Selain menghalangi penyidikan, Hasto juga didakwa bersama-sama dengan advokat Donny Tri Istiqomah; mantan terpidana kasus Harun Masiku, Saeful Bahri; dan Harun Masiku memberikan uang sejumlah 57.350 dolar Singapura atau setara Rp600 juta kepada Wahyu pada rentang waktu 2019–2020.
Uang diduga diberikan dengan tujuan agar Wahyu mengupayakan KPU untuk menyetujui permohonan penggantian antarwaktu (PAW) calon legislatif terpilih asal Daerah Pemilihan (Dapil) Sumatera Selatan (Sumsel) I atas nama anggota DPR periode 2019–2024 Riezky Aprilia kepada Harun Masiku.
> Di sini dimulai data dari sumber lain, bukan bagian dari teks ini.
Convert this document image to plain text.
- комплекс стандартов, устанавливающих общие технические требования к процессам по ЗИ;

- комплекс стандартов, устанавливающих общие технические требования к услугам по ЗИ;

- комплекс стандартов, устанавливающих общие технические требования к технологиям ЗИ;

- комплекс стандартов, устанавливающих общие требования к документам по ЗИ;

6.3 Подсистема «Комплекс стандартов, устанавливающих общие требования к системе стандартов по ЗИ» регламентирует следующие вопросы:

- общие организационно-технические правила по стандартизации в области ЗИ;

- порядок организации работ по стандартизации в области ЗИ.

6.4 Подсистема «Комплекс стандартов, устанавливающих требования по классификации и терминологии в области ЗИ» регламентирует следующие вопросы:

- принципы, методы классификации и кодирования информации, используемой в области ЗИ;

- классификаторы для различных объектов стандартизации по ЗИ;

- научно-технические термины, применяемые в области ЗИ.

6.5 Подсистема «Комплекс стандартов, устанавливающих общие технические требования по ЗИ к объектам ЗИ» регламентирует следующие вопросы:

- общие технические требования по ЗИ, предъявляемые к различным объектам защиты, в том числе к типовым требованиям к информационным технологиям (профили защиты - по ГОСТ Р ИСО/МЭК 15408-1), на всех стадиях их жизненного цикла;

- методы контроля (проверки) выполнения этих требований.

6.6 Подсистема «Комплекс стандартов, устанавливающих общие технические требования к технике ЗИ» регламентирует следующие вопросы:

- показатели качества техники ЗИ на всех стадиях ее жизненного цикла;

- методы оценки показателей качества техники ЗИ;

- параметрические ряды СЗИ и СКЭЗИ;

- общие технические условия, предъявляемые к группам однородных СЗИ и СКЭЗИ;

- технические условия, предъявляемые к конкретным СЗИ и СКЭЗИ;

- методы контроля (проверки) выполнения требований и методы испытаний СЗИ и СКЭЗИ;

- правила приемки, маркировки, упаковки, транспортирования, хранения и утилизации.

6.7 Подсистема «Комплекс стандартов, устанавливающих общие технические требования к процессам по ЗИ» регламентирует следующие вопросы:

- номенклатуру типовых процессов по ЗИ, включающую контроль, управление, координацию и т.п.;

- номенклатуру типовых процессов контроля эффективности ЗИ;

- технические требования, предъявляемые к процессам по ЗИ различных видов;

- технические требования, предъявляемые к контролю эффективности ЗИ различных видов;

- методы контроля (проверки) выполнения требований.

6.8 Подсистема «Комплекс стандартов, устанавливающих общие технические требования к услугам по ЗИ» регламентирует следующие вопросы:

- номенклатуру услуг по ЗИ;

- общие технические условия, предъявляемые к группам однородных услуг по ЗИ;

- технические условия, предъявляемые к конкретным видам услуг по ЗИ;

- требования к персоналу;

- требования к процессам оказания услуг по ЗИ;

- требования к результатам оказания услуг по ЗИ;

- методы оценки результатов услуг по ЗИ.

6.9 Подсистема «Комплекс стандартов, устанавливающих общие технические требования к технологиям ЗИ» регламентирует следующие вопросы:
Hasto terancam pidana yang diatur dalam Pasal 21 dan Pasal 5 ayat (1) huruf a atau Pasal 13 Undang-Undang (UU) Nomor 31 Tahun 1999 tentang Pemberantasan Tindak Pidana Korupsi sebagaimana diubah dan ditambah dengan UU Nomor 20 Tahun 2001 juncto Pasal 65 ayat (1) dan Pasal 55 ayat (1) ke-1 jo Pasal 64 ayat (1) KUHP. (Ant/P-4)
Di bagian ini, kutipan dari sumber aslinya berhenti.